Combien de surcoût ?

Une étude de l’activité de la juridiction de l’expropriation des Alpes-Maritimes a été menée sur les années 1989 à 1993 14. L’exploitation des statistiques ainsi recueillies révèle une disparité des chiffres selon le régime juridique, vraisemblablement due pour une part au contexte souvent passionnel de l’expropriation.
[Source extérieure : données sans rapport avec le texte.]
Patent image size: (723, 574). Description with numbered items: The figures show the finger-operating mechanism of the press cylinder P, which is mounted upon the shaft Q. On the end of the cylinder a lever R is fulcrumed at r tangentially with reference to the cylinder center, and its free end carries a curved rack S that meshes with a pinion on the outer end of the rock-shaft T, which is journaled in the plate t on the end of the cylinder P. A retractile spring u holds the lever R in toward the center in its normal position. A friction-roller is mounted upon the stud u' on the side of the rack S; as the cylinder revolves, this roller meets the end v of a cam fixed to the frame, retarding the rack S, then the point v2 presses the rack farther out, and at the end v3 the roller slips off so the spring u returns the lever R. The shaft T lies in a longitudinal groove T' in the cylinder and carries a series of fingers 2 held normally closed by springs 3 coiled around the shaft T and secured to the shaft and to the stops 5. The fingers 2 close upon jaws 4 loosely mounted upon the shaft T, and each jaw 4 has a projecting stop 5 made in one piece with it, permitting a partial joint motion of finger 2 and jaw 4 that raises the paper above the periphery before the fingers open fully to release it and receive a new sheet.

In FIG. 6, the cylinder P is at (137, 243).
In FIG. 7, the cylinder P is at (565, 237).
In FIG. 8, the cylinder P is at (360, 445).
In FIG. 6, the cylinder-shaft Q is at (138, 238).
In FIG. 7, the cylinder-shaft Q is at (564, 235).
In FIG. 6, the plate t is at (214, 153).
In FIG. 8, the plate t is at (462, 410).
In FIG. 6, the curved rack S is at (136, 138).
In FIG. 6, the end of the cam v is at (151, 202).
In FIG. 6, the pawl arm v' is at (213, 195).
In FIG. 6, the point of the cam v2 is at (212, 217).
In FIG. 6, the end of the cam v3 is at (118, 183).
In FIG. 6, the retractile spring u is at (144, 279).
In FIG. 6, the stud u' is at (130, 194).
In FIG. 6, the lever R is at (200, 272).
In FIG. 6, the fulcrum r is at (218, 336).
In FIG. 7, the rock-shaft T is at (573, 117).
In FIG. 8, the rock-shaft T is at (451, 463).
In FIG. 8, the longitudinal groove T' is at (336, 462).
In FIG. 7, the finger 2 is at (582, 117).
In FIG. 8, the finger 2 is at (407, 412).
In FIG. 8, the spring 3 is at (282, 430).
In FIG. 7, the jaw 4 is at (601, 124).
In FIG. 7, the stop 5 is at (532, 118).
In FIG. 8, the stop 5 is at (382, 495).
Cela expliquerait les montants ahurissants demandés, sans expliquer pourquoi l’indemnité elle-même paraît tenir compte de cet aspect passionnel : le juge, malgré lui, intégrerait-il cette donnée ? Cette disparité paraît aussi due pour une autre part aux indemnités accessoires, interdites en cas de préemption (c’est pourquoi l’écart offre/fixation est moins élevé dans ce régime juridique, voir encadré ci-contre). Analyser au-delà entraînerait trop loin. Le droit de l’expropriation est par essence objectif et réel (au sens propre de ces mots : relatif à un objet de droit et à une chose), et non subjectif et personnel (relatif à un sujet de droit et à une personne). Ainsi le préjudice moral n’est pas pris en compte 15, et toute contestation sur le titulaire du droit est, en principe, sans influence sur la valeur du bien 16. Mais la question est polymorphe : ainsi un exproprié qui, lors de l’enquête parcellaire, obtiendrait que l’emprise soit seulement partielle là où le projet prévoyait une emprise totale, serait-il recevable à solliciter l’indemnisation de la dépréciation du surplus non exproprié ? Le caractère objectif de la législation conduit à répondre par l’affirmative : le problème est de savoir si le surplus est déprécié ou non, il n’est pas de connaître la cause de la dépréciation. Et s’il fallait chercher l’éventuel intérêt financier de la collectivité à se contenter d’une emprise partielle, le débat serait sans fin. Le bien-fondé de la demande est autre chose, car à ce stade, la distinction classique entre la dépréciation causée par l’expropriation (ressortissant à la juridiction de l’expropriation) et celle causée par l’ouvrage ou le travail public (ressortissant à la juridiction administrative) reprend tout son intérêt. Il est vrai que dans la pratique, la ligne de partage est parfois malaisée à déterminer.



L’expropriant doit " payer "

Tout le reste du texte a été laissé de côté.